Nous parlions beaucoup de politique, de politique culturelle aussi, et de sa tristesse de voir les politiques se désintéresser tant de ce sujet. À ce chapitre, je dois dire qu’il avait pour Dijon et la Côte des attentions particulières.
Ce diner avec Claude Meiller (directrice du Duo Dijon à l’époque) et François Rebsamen, où nous avons beaucoup parlé des Conservatoires, fut passionnant. Chacun s’était trouvé conquis par sa vision ouverte, populaire et iconoclaste de l’enseignement. Il aimait notre maire, qui fait tant pour la culture, et regrettait qu’il n’y en ait pas plus comme lui…
Festival, chapitres, anniversaire
Il a été bien sûr mon invité à de nombreuses occasions au festival Musique au Chambertin (quel souvenir en 2015 avec Thomas Enhco au Clos de Vougeot !) au Chapitre de la Musique, où il fit son show tout en ayant « oublié » son smoking !
Ces concerts avec la Camerata à l’Auditorium, ou nous avons joué ses concertos pour violon et piano, ses mélodies avec son épouse d’alors, ma très chère amie Caroline Casadesus, que j’avais retrouvé à Paris dans le très sympathique spectacle mettant en scène le couple (Le jazz et la diva).
Sa dernière prestation à Dijon fut le 14 juillet 2014 pour le cinquantenaire du Lac Kir, projet concocté avec Jérémie Penquer où il fut époustouflant de créativité et d’énergie, rivalisant avec un feu d’artifice comme s’il s’agissait d’un groupe rock…

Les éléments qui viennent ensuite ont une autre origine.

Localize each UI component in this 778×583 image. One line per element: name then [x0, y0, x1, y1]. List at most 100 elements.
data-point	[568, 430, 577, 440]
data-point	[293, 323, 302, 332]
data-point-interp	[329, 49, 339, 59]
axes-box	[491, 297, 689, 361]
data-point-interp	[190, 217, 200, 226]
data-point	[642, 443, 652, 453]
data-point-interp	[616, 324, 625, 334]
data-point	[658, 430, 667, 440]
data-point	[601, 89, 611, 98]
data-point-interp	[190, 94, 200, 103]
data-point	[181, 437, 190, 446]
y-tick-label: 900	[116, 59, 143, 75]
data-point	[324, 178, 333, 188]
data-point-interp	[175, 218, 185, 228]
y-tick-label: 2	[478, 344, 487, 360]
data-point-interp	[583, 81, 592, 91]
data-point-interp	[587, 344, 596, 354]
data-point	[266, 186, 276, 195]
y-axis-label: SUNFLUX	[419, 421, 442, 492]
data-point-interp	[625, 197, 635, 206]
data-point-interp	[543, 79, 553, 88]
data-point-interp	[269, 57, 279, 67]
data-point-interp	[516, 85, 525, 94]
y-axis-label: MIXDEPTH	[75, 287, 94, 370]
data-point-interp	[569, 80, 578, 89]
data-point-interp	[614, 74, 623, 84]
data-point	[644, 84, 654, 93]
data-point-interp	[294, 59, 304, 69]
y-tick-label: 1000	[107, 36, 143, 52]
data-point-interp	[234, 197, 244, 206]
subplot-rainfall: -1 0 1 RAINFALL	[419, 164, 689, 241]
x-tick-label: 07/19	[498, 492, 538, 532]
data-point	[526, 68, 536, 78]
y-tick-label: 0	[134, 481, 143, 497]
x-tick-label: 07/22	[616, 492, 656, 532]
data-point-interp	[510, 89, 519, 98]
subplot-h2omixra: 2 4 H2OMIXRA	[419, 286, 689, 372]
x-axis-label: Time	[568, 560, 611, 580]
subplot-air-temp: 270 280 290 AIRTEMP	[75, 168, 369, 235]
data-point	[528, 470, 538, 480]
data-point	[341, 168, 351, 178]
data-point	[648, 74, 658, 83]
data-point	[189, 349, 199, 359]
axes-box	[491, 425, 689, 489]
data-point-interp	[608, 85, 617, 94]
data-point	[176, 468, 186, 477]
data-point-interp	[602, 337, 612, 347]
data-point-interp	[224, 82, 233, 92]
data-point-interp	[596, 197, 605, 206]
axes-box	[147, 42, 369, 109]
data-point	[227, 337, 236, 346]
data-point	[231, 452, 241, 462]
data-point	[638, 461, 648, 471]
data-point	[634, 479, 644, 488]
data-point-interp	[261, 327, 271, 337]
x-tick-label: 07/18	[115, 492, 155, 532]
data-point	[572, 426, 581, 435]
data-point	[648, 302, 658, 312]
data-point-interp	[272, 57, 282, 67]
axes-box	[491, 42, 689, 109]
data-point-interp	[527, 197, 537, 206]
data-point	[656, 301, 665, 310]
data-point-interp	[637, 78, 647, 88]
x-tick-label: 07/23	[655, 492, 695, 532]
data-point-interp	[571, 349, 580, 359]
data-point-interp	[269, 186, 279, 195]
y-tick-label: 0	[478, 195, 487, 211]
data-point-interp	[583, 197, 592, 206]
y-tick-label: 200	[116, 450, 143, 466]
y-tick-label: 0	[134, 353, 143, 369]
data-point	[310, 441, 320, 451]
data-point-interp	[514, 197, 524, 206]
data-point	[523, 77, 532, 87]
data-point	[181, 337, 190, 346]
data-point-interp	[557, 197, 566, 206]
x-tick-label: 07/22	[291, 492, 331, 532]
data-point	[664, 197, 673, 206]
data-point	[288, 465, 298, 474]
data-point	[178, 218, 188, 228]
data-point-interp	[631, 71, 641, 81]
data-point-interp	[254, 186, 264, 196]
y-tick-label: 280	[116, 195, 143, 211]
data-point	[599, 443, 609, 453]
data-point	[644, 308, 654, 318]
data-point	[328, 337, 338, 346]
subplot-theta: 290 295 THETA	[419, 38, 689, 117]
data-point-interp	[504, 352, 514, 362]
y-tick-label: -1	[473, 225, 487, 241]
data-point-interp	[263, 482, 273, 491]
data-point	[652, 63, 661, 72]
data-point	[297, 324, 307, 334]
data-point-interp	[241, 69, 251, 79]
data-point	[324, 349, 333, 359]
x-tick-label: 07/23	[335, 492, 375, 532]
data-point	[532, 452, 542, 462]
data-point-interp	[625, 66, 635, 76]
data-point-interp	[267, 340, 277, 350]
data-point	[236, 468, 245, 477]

Je l’avais revu dans mon restaurant préféré, DZ’envies, où il avait tenu à me présenter sa nouvelle épouse (Patricia Petibon) venue chanter à l’Auditorium. Je garderai le souvenir de son regard d’enfant, prêt à se jouer de toutes les situations. Un être généreux qui n’avait pas son pareil pour parler au plus grand nombre sans perdre son âme. Il m’a fait l’honneur d’être son coéquipier et son ami. Je pense à sa famille et ne me remets toujours pas de la brutalité de cette disparition. Une étoile ne devrait jamais s’éteindre ! Depuis, je hais les dimanches.